Approval of the company’s latest policy is pending with the Securities and Exchange Commission (SEC). “It was approved back in 2015, and had been re-approved two [or] three times,” she said. But this year, the SEC sent it back.
Setting the clearing fee as part of the policy is particularly important, because the fee represents the company’s bread and butter.
“Ninety-five percent of my revenue comes from the clearing fee, which I don’t control and cannot always predict,” she said.
The company functions as a low-cost provider, so the fee isn’t large, but it offsets that by volume: It clears and settles millions of contracts every day. This year, the daily total reached as high as 35 million contracts. And next year, it’s expected to clear and settle almost 20 million contracts a day.
To help it maintain its ability to function optimally at such high volumes, Shelly is overseeing what the company calls its renaissance initiative, a sweeping, multiyear overhaul of its systems, including the IBM mainframes that serve as the backbone of its operations.
“The system that clears, settles and risk-manages these positions every single day is about 20 years old, and we are looking to create a more modular, more agile system,” she said. “We’ll be looking to move all that processing to the cloud, so as our volumes increase, we can expand and manage that without an issue.”

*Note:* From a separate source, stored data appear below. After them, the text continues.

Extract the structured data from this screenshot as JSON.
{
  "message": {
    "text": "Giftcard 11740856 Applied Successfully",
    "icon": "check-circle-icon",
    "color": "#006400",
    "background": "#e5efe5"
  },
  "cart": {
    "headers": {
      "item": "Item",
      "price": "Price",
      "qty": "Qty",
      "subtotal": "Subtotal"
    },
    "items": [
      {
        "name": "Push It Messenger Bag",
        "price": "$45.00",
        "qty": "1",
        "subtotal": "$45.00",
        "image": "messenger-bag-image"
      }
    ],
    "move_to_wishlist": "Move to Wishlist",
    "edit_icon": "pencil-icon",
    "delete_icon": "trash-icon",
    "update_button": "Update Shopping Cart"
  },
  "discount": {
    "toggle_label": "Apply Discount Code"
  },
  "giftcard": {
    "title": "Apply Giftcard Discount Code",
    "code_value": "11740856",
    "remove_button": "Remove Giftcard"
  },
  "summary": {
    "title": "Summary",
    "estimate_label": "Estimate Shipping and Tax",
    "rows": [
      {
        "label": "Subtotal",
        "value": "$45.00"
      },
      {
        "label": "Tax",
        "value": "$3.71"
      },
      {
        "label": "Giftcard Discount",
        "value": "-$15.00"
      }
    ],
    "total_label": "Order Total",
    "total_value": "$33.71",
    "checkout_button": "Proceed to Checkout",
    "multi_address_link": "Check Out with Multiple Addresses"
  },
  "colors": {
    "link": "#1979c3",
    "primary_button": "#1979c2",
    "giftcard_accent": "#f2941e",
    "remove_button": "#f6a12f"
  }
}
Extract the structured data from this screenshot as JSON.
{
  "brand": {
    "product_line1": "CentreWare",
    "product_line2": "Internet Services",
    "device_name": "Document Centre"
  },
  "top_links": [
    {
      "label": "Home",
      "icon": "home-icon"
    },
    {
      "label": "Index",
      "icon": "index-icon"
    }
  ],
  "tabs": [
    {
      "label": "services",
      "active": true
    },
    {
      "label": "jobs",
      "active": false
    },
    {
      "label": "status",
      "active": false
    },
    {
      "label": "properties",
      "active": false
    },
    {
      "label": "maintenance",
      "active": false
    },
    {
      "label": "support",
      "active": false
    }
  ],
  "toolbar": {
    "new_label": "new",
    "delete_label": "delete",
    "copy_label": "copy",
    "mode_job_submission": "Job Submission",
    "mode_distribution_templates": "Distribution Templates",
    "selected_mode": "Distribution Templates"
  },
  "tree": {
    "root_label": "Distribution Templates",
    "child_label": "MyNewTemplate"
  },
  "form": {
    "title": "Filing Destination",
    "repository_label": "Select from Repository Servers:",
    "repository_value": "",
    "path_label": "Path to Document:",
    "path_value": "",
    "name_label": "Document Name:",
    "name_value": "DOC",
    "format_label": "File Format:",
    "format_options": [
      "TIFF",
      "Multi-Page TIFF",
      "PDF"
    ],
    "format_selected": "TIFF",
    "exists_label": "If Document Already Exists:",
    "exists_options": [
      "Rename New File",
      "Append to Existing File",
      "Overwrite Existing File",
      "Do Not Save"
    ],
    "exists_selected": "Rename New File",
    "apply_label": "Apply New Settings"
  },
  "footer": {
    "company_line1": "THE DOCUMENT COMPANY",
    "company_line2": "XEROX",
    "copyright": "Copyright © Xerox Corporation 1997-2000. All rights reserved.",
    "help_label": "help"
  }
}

Shelly likens the IBM mainframes to diesel engines. “They can process an exorbitant amount,” she said. “They're just very cumbersome to make changes to.”

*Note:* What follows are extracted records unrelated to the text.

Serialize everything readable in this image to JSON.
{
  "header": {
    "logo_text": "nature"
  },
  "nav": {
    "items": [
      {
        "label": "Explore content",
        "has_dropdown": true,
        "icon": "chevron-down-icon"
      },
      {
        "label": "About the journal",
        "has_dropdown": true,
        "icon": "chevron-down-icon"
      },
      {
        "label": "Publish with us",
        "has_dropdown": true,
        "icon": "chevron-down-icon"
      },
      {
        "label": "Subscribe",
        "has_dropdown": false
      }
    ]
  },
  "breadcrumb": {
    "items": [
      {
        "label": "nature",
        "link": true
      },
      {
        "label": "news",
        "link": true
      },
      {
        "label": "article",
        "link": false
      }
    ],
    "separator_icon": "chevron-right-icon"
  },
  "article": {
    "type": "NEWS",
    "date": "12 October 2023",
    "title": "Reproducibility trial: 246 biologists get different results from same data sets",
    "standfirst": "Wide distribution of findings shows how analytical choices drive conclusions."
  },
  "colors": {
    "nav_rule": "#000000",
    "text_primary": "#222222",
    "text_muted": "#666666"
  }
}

Updated financial facilities
In addition to the technology revamp, Shelly is overseeing changes to the company’s liquidity facilities. Her team keeps a minimum $3 billion in a clearing fund — what she calls her insurance policy — which consists of a combination of cash and U.S. Treasury bonds, to cover a transaction in the event of a default. She also maintains a $2.5 billion bank credit facility that uses funds from a 20-member consortium her company manages, and another $1 billion bank-related credit facility.
She’s in the process of creating a $500 million repo facility in which the company will pledge Treasury bonds and cash on a short-term basis to cover defaults. She also plans to introduce pension funds to the non-bank credit facilities.
“From a diversification standpoint, these pensions are new for OCC,” she said. The timeline for that begins next year. “I’ll be spending time researching, reaching out, making introductions, building relationships, seeing if there’s interest on both sides and seeing if we can put a transaction in place,” she said.
Shelly said financial services is a high-stress business, but she’s found a way to keep her cool: triathlons. After college, she started running marathons to decompress. Now she’s running, bicycling and swimming in Ironman competitions.
“It’s a way to clear my head get some sanity,” she said. It also forces her to be smart about how she uses her time. “I like form and structure,” she said. “It’s a great opportunity to come back and be ready to go, from a work perspective.”